“Se non si perde tempo non si arriva da nessuna parte”. (cit.)


Se le tue influenze sono i Suicide e i Blondie, hai seguito da vicino le vicissitudini artistiche dei The Kills, le premesse sono incoraggianti. In più vorresti essere una sorta di produzione hip-hop, alla Bomb Squad, ma applicata al r’n’r.

I Warm Drag, nati a Los Angeles negli anni ’10, sono il batterista Paul Quattrone (ex !!!) e la vocalist Vashti Windish (ex K-Holes). Questo è il loro debutto datato 31 agosto 2018.

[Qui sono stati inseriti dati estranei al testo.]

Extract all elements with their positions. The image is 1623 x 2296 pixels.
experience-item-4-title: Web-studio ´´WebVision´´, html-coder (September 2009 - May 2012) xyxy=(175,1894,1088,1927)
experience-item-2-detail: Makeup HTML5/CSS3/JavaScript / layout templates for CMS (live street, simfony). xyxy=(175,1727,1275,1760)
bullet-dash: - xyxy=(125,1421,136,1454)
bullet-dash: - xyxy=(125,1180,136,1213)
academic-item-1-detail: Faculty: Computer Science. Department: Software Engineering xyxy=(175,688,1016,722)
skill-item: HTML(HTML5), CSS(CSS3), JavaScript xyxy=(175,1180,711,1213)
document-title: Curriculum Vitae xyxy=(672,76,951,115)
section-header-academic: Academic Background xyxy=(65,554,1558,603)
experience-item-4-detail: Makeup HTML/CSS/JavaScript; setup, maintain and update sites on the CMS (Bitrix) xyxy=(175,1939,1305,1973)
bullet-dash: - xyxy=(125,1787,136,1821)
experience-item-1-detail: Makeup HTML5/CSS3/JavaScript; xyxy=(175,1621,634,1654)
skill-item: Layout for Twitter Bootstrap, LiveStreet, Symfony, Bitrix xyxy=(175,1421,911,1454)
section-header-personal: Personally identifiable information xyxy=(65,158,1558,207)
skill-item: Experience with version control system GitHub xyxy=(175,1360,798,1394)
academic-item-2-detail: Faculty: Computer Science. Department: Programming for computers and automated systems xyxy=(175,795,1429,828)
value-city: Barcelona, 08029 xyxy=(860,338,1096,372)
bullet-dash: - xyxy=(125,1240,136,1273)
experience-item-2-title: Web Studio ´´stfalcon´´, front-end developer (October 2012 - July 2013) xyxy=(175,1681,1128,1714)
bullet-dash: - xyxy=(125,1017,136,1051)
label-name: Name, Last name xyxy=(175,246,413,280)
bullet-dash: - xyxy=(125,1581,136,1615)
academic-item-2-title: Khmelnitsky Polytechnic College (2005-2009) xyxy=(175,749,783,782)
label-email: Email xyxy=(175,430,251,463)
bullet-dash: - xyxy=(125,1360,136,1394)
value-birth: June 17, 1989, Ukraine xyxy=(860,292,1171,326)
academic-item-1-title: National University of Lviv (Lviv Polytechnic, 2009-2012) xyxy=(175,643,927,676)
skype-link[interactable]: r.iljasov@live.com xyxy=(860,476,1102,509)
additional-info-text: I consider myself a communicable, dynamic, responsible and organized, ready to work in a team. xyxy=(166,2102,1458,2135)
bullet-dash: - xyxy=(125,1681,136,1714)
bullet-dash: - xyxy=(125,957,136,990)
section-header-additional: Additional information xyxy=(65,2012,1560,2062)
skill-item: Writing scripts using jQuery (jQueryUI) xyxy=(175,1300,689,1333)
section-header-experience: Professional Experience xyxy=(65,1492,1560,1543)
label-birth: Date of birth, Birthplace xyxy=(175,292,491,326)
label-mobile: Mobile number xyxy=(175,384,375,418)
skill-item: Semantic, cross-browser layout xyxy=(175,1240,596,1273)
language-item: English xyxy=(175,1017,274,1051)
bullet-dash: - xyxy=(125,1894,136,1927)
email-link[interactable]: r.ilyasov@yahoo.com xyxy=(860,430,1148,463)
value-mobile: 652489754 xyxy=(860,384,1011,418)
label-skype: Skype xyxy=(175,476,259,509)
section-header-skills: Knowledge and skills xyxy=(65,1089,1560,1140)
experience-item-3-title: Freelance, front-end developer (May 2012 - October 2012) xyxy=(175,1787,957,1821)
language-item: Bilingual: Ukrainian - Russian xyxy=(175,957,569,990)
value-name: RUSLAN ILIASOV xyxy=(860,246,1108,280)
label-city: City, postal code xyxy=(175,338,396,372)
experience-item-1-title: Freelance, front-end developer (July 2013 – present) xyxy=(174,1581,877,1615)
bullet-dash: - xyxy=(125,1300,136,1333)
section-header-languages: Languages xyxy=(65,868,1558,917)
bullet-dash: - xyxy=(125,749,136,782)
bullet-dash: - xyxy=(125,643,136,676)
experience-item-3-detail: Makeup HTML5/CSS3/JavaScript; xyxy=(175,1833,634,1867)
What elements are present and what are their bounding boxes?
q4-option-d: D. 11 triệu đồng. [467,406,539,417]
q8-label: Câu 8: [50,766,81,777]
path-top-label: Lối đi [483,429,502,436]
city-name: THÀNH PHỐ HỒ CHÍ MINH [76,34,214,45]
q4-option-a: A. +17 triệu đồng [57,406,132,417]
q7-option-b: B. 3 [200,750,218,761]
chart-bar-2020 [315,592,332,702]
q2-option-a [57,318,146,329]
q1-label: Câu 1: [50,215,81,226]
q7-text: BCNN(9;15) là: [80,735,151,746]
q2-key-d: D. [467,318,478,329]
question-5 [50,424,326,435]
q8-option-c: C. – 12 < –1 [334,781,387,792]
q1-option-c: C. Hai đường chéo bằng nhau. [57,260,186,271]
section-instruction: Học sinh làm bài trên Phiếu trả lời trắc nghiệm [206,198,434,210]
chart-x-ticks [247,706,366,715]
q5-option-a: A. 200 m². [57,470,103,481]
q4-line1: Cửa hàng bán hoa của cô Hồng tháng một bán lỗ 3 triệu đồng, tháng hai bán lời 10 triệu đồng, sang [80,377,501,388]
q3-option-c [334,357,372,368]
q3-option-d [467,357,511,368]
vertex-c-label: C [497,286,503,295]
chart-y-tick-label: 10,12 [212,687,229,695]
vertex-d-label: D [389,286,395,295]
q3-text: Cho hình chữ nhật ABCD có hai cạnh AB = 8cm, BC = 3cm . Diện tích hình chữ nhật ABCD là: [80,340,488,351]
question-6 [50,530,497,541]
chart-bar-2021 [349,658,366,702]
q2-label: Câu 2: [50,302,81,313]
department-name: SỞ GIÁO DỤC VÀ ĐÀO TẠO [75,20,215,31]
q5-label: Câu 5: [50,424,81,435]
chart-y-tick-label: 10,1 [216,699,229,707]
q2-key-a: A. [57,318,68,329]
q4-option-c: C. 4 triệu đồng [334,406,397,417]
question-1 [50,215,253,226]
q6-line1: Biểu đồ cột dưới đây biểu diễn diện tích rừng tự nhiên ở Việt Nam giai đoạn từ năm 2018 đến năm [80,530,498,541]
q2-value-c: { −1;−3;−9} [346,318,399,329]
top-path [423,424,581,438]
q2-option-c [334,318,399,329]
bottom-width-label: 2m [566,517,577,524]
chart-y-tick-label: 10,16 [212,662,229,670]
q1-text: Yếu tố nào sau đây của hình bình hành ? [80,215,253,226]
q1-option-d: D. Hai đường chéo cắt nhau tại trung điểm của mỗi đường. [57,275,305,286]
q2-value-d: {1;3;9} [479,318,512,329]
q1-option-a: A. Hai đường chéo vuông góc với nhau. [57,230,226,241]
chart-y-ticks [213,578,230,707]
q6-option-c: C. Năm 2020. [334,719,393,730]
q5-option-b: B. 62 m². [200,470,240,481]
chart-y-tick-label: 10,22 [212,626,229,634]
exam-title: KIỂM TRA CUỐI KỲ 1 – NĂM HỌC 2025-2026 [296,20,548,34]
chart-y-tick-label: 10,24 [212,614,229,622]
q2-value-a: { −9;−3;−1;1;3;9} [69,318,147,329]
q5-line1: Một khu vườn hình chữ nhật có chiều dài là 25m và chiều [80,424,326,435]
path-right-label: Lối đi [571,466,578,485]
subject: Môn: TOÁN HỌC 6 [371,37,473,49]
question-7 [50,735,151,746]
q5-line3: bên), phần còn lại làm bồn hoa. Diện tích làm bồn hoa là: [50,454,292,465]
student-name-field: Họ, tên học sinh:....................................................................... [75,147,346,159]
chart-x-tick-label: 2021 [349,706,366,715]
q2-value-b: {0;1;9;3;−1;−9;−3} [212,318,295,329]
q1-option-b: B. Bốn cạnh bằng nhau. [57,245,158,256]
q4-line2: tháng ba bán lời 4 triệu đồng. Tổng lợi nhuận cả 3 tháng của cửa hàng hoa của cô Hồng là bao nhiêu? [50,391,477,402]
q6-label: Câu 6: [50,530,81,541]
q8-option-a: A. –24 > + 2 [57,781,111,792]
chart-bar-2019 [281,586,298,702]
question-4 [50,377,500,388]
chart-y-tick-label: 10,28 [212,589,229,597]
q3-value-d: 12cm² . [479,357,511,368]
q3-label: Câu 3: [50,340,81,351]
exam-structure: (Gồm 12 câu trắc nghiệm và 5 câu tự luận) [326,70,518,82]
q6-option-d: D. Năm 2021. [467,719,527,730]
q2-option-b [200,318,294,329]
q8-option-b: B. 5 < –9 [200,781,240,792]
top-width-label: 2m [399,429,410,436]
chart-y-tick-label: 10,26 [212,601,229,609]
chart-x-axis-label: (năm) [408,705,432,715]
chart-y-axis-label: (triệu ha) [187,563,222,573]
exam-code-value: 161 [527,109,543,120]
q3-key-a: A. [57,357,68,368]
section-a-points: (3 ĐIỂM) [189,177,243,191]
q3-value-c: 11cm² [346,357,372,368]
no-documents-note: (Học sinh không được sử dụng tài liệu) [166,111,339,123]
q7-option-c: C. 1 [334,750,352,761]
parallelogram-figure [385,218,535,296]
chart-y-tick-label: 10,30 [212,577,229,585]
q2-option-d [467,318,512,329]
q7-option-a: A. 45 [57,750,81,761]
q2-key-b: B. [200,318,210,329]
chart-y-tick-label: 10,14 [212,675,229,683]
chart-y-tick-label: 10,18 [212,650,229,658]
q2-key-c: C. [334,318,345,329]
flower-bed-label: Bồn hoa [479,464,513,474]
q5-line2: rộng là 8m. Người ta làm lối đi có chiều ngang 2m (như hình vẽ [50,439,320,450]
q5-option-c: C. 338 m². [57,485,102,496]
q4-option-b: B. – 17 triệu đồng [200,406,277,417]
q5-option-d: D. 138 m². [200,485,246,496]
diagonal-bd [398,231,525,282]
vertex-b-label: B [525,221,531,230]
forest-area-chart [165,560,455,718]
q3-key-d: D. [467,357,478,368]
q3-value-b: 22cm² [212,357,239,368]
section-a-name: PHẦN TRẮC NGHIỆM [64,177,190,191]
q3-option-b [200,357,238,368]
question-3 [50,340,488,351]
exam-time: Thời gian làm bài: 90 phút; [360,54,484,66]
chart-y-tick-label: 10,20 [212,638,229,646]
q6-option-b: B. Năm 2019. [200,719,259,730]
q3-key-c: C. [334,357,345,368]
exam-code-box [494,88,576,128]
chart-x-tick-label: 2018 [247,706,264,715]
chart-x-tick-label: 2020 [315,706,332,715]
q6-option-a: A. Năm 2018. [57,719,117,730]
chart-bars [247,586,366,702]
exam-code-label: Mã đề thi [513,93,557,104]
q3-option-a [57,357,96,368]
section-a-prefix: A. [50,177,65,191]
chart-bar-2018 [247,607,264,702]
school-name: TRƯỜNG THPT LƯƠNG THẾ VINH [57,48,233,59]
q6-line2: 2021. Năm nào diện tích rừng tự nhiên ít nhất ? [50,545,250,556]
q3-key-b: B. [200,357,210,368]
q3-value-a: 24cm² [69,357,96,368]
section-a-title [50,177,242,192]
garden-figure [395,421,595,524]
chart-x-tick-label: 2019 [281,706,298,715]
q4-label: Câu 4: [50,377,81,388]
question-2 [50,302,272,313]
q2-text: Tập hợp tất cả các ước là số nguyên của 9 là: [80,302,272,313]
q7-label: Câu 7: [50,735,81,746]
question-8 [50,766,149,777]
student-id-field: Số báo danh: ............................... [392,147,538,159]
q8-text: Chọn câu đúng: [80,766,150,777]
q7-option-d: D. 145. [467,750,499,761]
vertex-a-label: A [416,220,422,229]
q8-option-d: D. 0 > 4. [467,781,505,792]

Propugnano un suono sotterraneo che, dietro un’anima garage, palesa influenze dub, hip-hop e synth minimal, stendendoci sopra la vernice di un acchito volubile.
Riff, rumori e ritmi contraggono un chiaro debito coi pionieri dell’electro-punk.

Sulle distorsioni stratificate di "The Wanderer" Quattrone comprova le sue modeste doti vocali, ma lascia subito lo spazio al canto indulgente della Windish che, svogliato e sensuale, pare nascondere il miele sotto la pece; come accade nella fascinosa e sinistra "Cave Crawl" (nel chorus scava con le unghie intorno ai contorcimenti della chitarra effettata), nel fulmineo cyber-punk "No Body", nella viziosa filastrocca da dark club disco “Lost Time” o nel presunto idillio amoroso di “Sleepover" (vagamente dream pop). "Cruisin 'the Night" rivisita "Ghost Rider" dei Suicide; l’impostazione del duo alternativo, batteria e chitarra, rivive in "Hurricane Eyes”. "End Times" sembra la corruzione di una canzone blues; così anche "Someplace I Should not Be”. Il patchwork collageistico "Parasite Wreckage Dub" chiude l'album con un alone ancor più iperreale, psichedelico e ansiogeno.

“Warm Drag” è un pastiche organico. Il fascino è in gran parte racchiuso nel suo suono solo in apparenza povero: quello analogico, quello sintetizzato, quello automatizzato coabitano e sfociano l’uno nell’altro. Il lavoro certosino su riverberi e delay dà volume all’opera, nonché una patina convenientemente retrò ma futuribile. Il collante è l’urgenza, un’urgenza ferita, andando dal rock’n’roll all'elettronica, dal dub al noise pop, dal funky cadaverizzato all'alternative rock bohémien. E fino alla fine ammaliando in modo surrettizio.

Sintonico con la decadenza metropolitana degli scenari che evoca, questo lavoro (seducente, minaccioso e inquieto) attesta la limpida allucinazione del rock che ancora un poco tremola e luccica.